Saturday, February 11, 2012

Critter of the Week: A Hobbit

Bilbo Contemplates - 3.5" x 2", Digital
It is a dangerous thing, 
going out your front door.
- J.R.R. Tolkien

An entry for Ellen Million's Sketch Fest, which usually lasts one or two days. Contributors choose one prompt from many posted by others, and whip up an illustration in under an hour. I usually push it. Sometimes it works, sometimes not. But, it's a good exercise in thinking and working quickly.

The prompt I chose was "There and back again" from Marta Fabianek. I immediately pictured the legendary little guy, recollecting his experiences, and choosing just the right words with which to record them. Perhaps a little exaggeration here, a bit of embroidery there...

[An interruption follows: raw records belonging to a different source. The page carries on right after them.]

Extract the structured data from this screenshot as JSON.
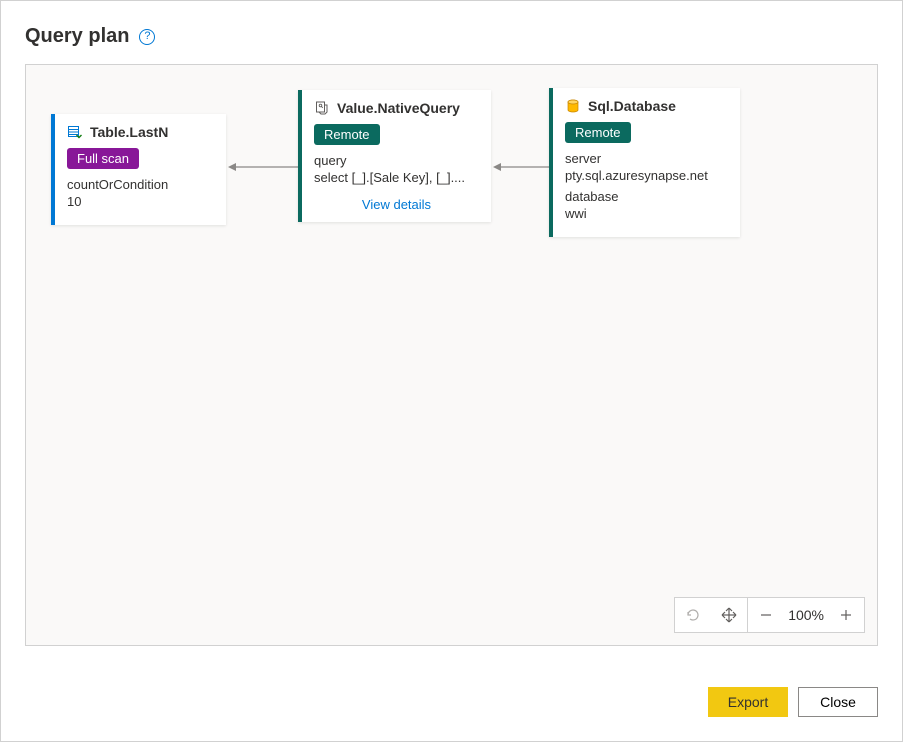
{
  "title": "Query plan",
  "nodes": {
    "tableLastN": {
      "title": "Table.LastN",
      "badge": "Full scan",
      "field_label": "countOrCondition",
      "field_value": "10"
    },
    "valueNativeQuery": {
      "title": "Value.NativeQuery",
      "badge": "Remote",
      "field_label": "query",
      "field_value": "select [_].[Sale Key], [_]....",
      "view_details": "View details"
    },
    "sqlDatabase": {
      "title": "Sql.Database",
      "badge": "Remote",
      "server_label": "server",
      "server_value": "pty.sql.azuresynapse.net",
      "database_label": "database",
      "database_value": "wwi"
    }
  },
  "toolbar": {
    "zoom_level": "100%"
  },
  "footer": {
    "export_label": "Export",
    "close_label": "Close"
  }
}
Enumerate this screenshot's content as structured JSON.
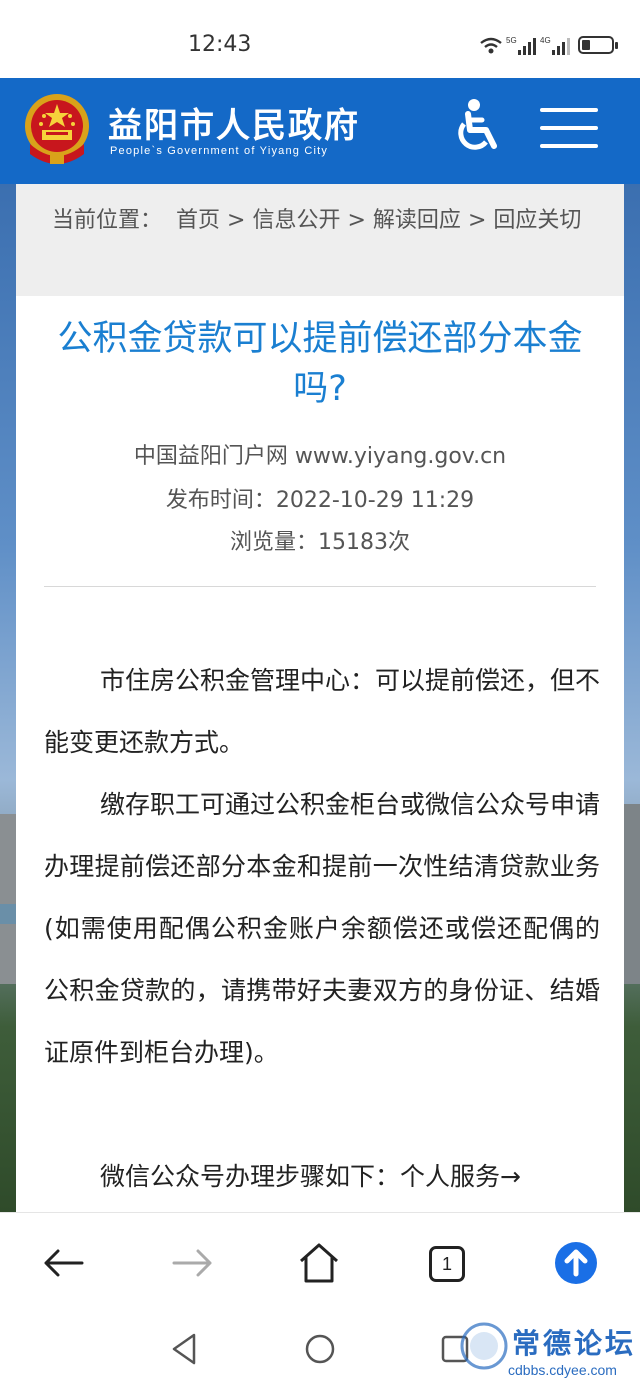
{
  "status_bar": {
    "time": "12:43",
    "net1": "5G",
    "net2": "4G"
  },
  "header": {
    "site_title": "益阳市人民政府",
    "site_subtitle": "People`s Government of Yiyang City",
    "accent_color": "#1469c7"
  },
  "breadcrumb": {
    "prefix": "当前位置：",
    "items": [
      "首页",
      "信息公开",
      "解读回应",
      "回应关切"
    ],
    "separator": ">"
  },
  "article": {
    "title": "公积金贷款可以提前偿还部分本金吗?",
    "source": "中国益阳门户网 www.yiyang.gov.cn",
    "publish": "发布时间：2022-10-29 11:29",
    "views": "浏览量：15183次",
    "paragraphs": [
      "市住房公积金管理中心：可以提前偿还，但不能变更还款方式。",
      "缴存职工可通过公积金柜台或微信公众号申请办理提前偿还部分本金和提前一次性结清贷款业务(如需使用配偶公积金账户余额偿还或偿还配偶的公积金贷款的，请携带好夫妻双方的身份证、结婚证原件到柜台办理)。",
      "微信公众号办理步骤如下：个人服务→"
    ],
    "title_color": "#1a7fd1"
  },
  "browser_bar": {
    "tab_count": "1",
    "icons": [
      "back-arrow-icon",
      "forward-arrow-icon",
      "home-icon",
      "tabs-icon",
      "upload-icon"
    ]
  },
  "watermark": {
    "text": "常德论坛",
    "url": "cdbbs.cdyee.com"
  }
}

Tolkien's The Hobbit is a study in getting outside one's comfort zone. Hobbits are known for their comfort zones. They stay in their holes, mind their own business, and certainly don't have adventures. What would compel a respectable hobbit to leave his home and run off with a crazy old wizard and a bunch of dwarves? Why would anyone leave their safe haven and wander out into an unpredictable world?

We are torn between the desire for security and the need for personal development. Both are necessary for survival and without a healthy balance between them, the result is either being stuck under a rock or end up spinning out into space. Biologist Bruce Lipton has equated the behavior and needs of cells to that of the complete organism. When cells don't grow, they stagnate and die. When they grow too much, cancer develops. Stagnation is easy. Growth is more challenging, yet essential for all life.

Leaving the safety of the hobbit hole, even just by changing our ideas, can be just as terrifying as facing the trolls and dragons of Middle Earth, especially when we define ourselves through entrenched beliefs and perceived limitations. By opening his door and his mind, Bilbo Baggins returned home with a better understanding of his own character and depth of courage, and also a better understanding of other types of people and places. He became more, not less, of who he was. And isn't finding out who we are the point of our journey?